Musk’s tangent coincides with Trump’s attacks on immigrant populations. Take Somalis, for example. The president’s tone towards the ethnic group has intensified of late. In December, he labeled Somali immigrants “garbage,” saying the East African country “stinks” and is “no good for a reason.”
He has also peddled tropes about Mexicans and even tried to terminate the Temporary Protected Status of about 350,000 Haitian immigrants last year. This new atmosphere has created fertile ground for the type of concerning race rhetoric that Musk appears to have embraced.
In January, Musk wrote on X that “Whites are a rapidly dying minority,” a post that has since accumulated more than 17 million views. In February, he declared that “there has been unrelenting hate and poisonous propaganda in the West against anyone White, straight or male over the past decade or more,” adding, “No more guilt trips. ENOUGH.”
In September last year, he replied “Yes” to a post suggesting White people faced a choice between being “conquered, enslaved, raped and genocided while being called ‘racist’” or reclaiming “our nations and our dignity.”

In a more recent post, he appeared to suggest white people should be considered Indigenous to the United States. Asked how long one’s ancestors must have been somewhere to qualify, he replied: “250 years sounds like plenty to me.”
Researchers who study extremism are unambiguous about what this amounts to. “As far as I can tell, Musk at this point agrees with standard talking points of white supremacy,” Heidi Beirich, co-founder of the Global Project Against Hate and Extremism, told The Post last month. “You just don’t get more white supremacist than the stuff Musk is signing onto or pushing.”

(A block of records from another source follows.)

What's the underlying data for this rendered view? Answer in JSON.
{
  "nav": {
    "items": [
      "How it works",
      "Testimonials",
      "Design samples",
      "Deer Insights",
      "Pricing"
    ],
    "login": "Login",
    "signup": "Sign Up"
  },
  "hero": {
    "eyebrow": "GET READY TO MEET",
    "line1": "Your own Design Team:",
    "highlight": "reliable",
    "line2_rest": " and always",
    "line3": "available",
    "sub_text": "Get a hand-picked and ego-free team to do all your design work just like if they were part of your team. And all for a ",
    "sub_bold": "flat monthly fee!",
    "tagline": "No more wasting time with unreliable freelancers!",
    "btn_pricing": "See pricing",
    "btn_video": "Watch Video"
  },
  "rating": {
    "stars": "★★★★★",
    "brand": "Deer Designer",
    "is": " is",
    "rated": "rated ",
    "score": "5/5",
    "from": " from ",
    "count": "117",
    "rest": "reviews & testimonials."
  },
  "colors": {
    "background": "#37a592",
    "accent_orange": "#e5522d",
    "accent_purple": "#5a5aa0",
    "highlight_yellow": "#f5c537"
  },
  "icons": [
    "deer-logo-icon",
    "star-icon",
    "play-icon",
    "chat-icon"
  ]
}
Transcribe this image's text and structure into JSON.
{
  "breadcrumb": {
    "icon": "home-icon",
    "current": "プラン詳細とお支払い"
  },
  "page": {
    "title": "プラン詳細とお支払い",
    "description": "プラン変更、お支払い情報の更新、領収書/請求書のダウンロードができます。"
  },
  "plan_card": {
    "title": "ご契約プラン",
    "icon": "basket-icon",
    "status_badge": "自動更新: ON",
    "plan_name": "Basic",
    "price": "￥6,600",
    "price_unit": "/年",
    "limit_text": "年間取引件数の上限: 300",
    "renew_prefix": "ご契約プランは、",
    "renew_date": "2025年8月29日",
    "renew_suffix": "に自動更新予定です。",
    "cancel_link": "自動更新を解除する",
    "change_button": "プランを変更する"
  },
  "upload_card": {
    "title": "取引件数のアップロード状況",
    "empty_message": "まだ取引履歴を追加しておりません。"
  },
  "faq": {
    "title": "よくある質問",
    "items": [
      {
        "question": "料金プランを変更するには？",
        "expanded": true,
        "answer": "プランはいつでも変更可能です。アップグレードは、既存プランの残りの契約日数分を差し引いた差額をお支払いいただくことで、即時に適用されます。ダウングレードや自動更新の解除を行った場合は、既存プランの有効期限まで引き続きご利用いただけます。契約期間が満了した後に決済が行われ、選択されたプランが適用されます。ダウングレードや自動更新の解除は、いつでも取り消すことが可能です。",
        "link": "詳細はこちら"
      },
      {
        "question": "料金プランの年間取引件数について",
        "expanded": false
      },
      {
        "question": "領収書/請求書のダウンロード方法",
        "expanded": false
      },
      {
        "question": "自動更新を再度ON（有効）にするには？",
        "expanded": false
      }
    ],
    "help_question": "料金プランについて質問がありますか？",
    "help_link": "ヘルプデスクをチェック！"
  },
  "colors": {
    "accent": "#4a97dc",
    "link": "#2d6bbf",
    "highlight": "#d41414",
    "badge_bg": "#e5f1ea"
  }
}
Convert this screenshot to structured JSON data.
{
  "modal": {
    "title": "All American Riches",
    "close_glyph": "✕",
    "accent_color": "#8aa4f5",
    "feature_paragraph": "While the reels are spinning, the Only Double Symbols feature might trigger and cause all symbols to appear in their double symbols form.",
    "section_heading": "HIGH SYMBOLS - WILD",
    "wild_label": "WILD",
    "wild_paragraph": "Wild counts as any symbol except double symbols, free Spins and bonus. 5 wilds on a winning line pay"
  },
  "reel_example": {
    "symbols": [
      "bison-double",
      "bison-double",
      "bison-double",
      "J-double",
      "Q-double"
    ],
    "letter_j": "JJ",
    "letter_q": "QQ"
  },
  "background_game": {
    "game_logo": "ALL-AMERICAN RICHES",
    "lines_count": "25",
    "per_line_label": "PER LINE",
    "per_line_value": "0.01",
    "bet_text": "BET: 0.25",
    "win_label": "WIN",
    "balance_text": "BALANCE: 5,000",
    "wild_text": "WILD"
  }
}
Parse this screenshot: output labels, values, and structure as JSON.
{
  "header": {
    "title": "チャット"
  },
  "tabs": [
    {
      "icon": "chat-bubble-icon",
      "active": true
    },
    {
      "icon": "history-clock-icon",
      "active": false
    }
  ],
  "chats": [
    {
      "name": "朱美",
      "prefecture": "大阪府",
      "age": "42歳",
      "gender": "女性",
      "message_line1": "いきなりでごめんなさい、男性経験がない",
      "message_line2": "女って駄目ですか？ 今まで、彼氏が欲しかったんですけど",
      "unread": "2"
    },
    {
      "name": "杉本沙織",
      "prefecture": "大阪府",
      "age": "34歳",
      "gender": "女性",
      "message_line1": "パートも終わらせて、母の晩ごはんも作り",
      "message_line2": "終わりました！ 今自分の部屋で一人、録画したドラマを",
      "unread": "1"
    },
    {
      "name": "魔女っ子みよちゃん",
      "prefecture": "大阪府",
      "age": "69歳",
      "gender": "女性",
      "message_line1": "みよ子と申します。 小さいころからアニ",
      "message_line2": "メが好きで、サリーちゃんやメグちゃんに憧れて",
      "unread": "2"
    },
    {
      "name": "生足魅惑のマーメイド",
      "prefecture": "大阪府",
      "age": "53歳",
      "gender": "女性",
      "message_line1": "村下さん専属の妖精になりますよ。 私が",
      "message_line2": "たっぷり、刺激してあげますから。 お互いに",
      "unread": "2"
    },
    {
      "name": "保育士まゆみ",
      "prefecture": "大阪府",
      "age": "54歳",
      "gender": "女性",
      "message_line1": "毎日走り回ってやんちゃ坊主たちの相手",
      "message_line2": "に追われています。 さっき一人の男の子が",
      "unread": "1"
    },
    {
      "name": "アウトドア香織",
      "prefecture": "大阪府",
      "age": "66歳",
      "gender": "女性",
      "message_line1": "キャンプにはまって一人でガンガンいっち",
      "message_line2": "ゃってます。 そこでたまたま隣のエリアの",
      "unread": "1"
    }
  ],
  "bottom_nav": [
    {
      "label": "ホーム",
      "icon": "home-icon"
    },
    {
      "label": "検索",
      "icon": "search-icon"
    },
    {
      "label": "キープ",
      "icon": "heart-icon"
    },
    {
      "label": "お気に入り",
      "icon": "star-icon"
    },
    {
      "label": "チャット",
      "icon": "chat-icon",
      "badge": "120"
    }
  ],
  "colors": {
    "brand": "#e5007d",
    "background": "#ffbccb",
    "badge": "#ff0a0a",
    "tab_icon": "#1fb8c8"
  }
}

Ashley Jardina, associate professor of public policy and politics at the University of Virginia and author of “White Identity Politics,: called it “standard white supremacy,” adding that the absence of public sanction matters. “You don’t see a lot of that directed at Musk,” she said.

The pattern predates the Post’s analysis and his fallout with the president. At a rally celebrating Trump’s inauguration, Musk thrust his right arm straight out into the air—twice—prompting immediate comparisons to a Nazi salute.
Ruth Ben-Ghiat, a historian of fascism at New York University, said it was “a Nazi salute and a very belligerent one too.”
Musk brushed the controversy aside. “Frankly, they need better dirty tricks,” he posted on X. “The ‘everyone is Hitler’ attack is sooo tired.”
Where this spiral might have seen other CEOs face ruin, Musk appears to have thrived. The White House and representatives for Musk have been contacted for comment.